The tense is used to express the time when an action occured. Anaureth has five tenses. The tenses include the past tense, which indicate actions that occured in the past; the present-tense, which indicates actions that occured in the present; the aorist tense, which is used as an alternative present tense; the near-future tense, which indicates actions that will occure within the next few weeks, months, and years; and the future-tense, which indicates actions that will occure in some years time. The following inflictions are added at the end of a verb, as a suffix.
The aspect is similar to tense in that it helps to describe the time when the action occured. The Aspect is divided into past and present active. The past active includes subjects such as the past simple, which indicates an action that took place in the past (I ate); the past progressive, which indicates an action took place in the past (I was eating); the past perfict, which indicates an action that was completed in the past with respect to the past (I had eaten); and the past perfict progressive, which indicates an action that was completed recently with resepct to the past (I had been eating).

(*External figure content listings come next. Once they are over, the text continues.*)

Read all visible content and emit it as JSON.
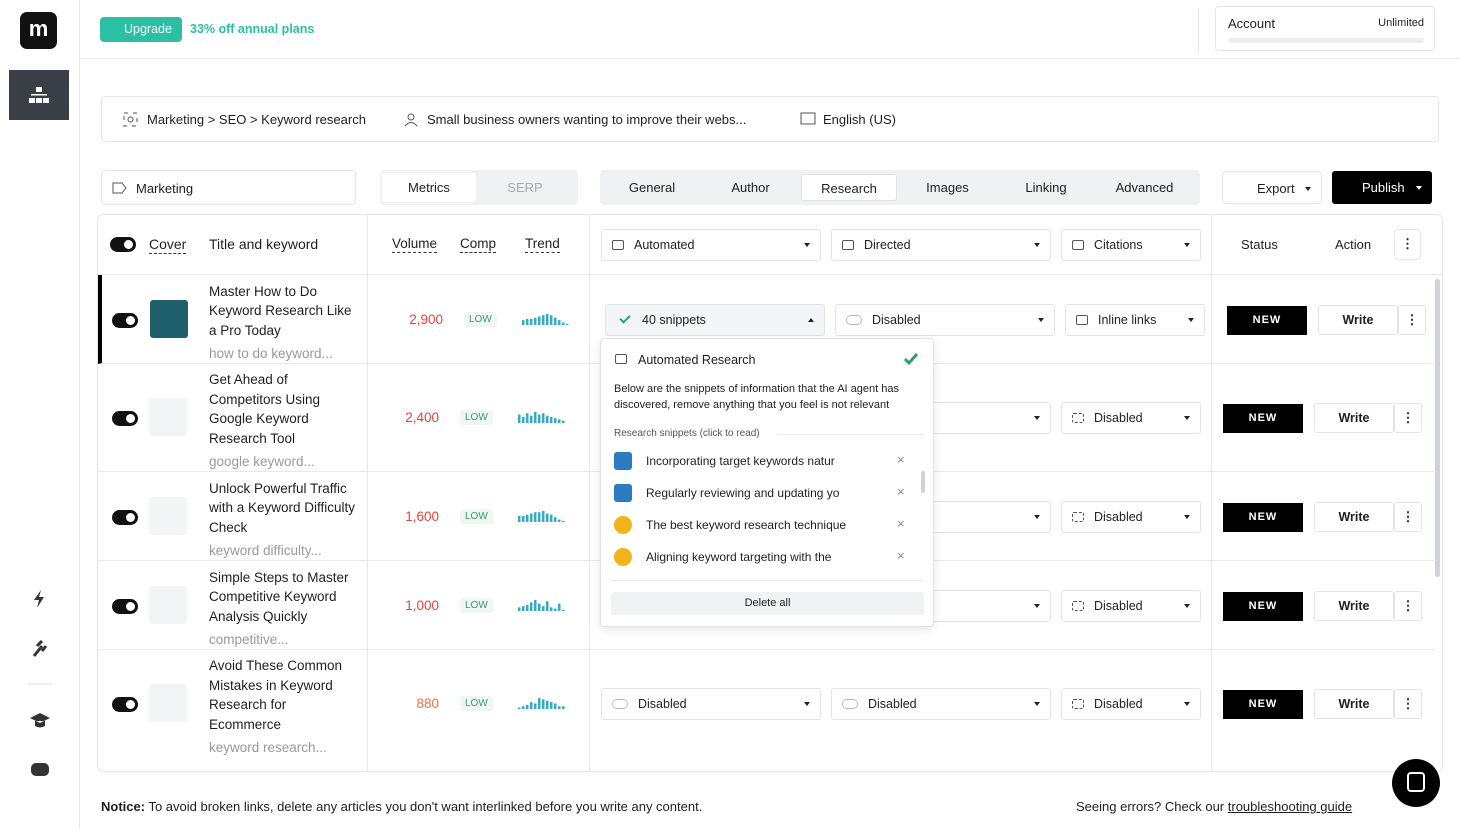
{
  "sidebar": {
    "logo": "m"
  },
  "header": {
    "upgrade": "Upgrade",
    "discount": "33% off annual plans",
    "account": "Account",
    "plan": "Unlimited"
  },
  "breadcrumb": {
    "category": "Marketing > SEO > Keyword research",
    "audience": "Small business owners wanting to improve their webs...",
    "language": "English (US)"
  },
  "toolbar": {
    "tag": "Marketing",
    "views": [
      "Metrics",
      "SERP"
    ],
    "tabs": [
      "General",
      "Author",
      "Research",
      "Images",
      "Linking",
      "Advanced"
    ],
    "export": "Export",
    "publish": "Publish"
  },
  "columns": {
    "cover": "Cover",
    "title": "Title and keyword",
    "volume": "Volume",
    "comp": "Comp",
    "trend": "Trend",
    "automated": "Automated",
    "directed": "Directed",
    "citations": "Citations",
    "status": "Status",
    "action": "Action"
  },
  "rows": [
    {
      "title": "Master How to Do Keyword Research Like a Pro Today",
      "keyword": "how to do keyword...",
      "volume": "2,900",
      "volume_color": "#e0463a",
      "comp": "LOW",
      "trend": [
        4,
        5,
        5,
        6,
        7,
        8,
        9,
        8,
        6,
        4,
        2,
        1
      ],
      "automated": "40 snippets",
      "directed": "Disabled",
      "citations": "Inline links",
      "status": "NEW",
      "action": "Write"
    },
    {
      "title": "Get Ahead of Competitors Using Google Keyword Research Tool",
      "keyword": "google keyword...",
      "volume": "2,400",
      "volume_color": "#e0463a",
      "comp": "LOW",
      "trend": [
        7,
        5,
        8,
        6,
        9,
        7,
        8,
        6,
        5,
        4,
        3,
        2
      ],
      "citations": "Disabled",
      "status": "NEW",
      "action": "Write"
    },
    {
      "title": "Unlock Powerful Traffic with a Keyword Difficulty Check",
      "keyword": "keyword difficulty...",
      "volume": "1,600",
      "volume_color": "#e0463a",
      "comp": "LOW",
      "trend": [
        5,
        5,
        6,
        7,
        8,
        8,
        9,
        7,
        6,
        4,
        2,
        1
      ],
      "citations": "Disabled",
      "status": "NEW",
      "action": "Write"
    },
    {
      "title": "Simple Steps to Master Competitive Keyword Analysis Quickly",
      "keyword": "competitive...",
      "volume": "1,000",
      "volume_color": "#e0463a",
      "comp": "LOW",
      "trend": [
        3,
        4,
        5,
        7,
        9,
        6,
        4,
        8,
        3,
        2,
        6,
        1
      ],
      "citations": "Disabled",
      "status": "NEW",
      "action": "Write"
    },
    {
      "title": "Avoid These Common Mistakes in Keyword Research for Ecommerce",
      "keyword": "keyword research...",
      "volume": "880",
      "volume_color": "#e8704a",
      "comp": "LOW",
      "trend": [
        1,
        2,
        3,
        5,
        4,
        8,
        7,
        6,
        5,
        4,
        2,
        2
      ],
      "automated": "Disabled",
      "directed": "Disabled",
      "citations": "Disabled",
      "status": "NEW",
      "action": "Write"
    }
  ],
  "popup": {
    "title": "Automated Research",
    "description": "Below are the snippets of information that the AI agent has discovered, remove anything that you feel is not relevant",
    "section": "Research snippets (click to read)",
    "snippets": [
      {
        "text": "Incorporating target keywords natur",
        "icon_color": "#2b7bbf"
      },
      {
        "text": "Regularly reviewing and updating yo",
        "icon_color": "#2b7bbf"
      },
      {
        "text": "The best keyword research technique",
        "icon_color": "#f2b41c"
      },
      {
        "text": "Aligning keyword targeting with the",
        "icon_color": "#f2b41c"
      }
    ],
    "delete": "Delete all"
  },
  "notice": {
    "label": "Notice:",
    "text": "To avoid broken links, delete any articles you don't want interlinked before you write any content.",
    "errors": "Seeing errors? Check our",
    "link": "troubleshooting guide"
  }
}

The present active includes subjects such as the present simple, which indicates an action that occured in the past and continues to the present (I eat); the present progressive, which indicates an incomplete action that is currently occuring (I was eating); the present perfict, which indicates a completed action with resepect to the present (I had eaten); and the present perfict progressive, which indicates an action that was completed recently in resepect to the present (I had been eating).
The Aspect does not have a verb ending. Instead the Aspect is indicated by prepositions which are inflicted to show past, present, and future.
The Mood includes subjects such as the indicative, which indicates statements and questions; the conditional, which indicates that the action expressed by the verb may not actually happen; the imperitive, which indicates commands; the operative, which indicates hopes or wishes; the potential, which indicates that the action expressed by the verb is likely to happen although it's not certain; and the eventive, which is a combination of the potential and the conditional.
The voice indicates the relationship between the action (or state) that the verb expresses and the participants identified by it's arguments (subject, object etc.) In Anauran there are two types of voice: the active, and passive voice. The active voice, indicates the agent of the verb; and the passive voice, indicates the subject is the target of the verb. This has been demonstrated in the sentences below:
For example, in the sentence:
- The cat ate the mouse.
the verb "ate" is in the active voice, whilst in the sentence:
- The mouse was eaten by the cat.
the phrase "was eaten" is in the passive voice.
Adverbs describe how, when, and where an action took place. For example in the sentence, "Jane drives slowly," the word "slowly" is an adverb. Adverbs are formed from basic verbal roots which are then given the infliction /ra/.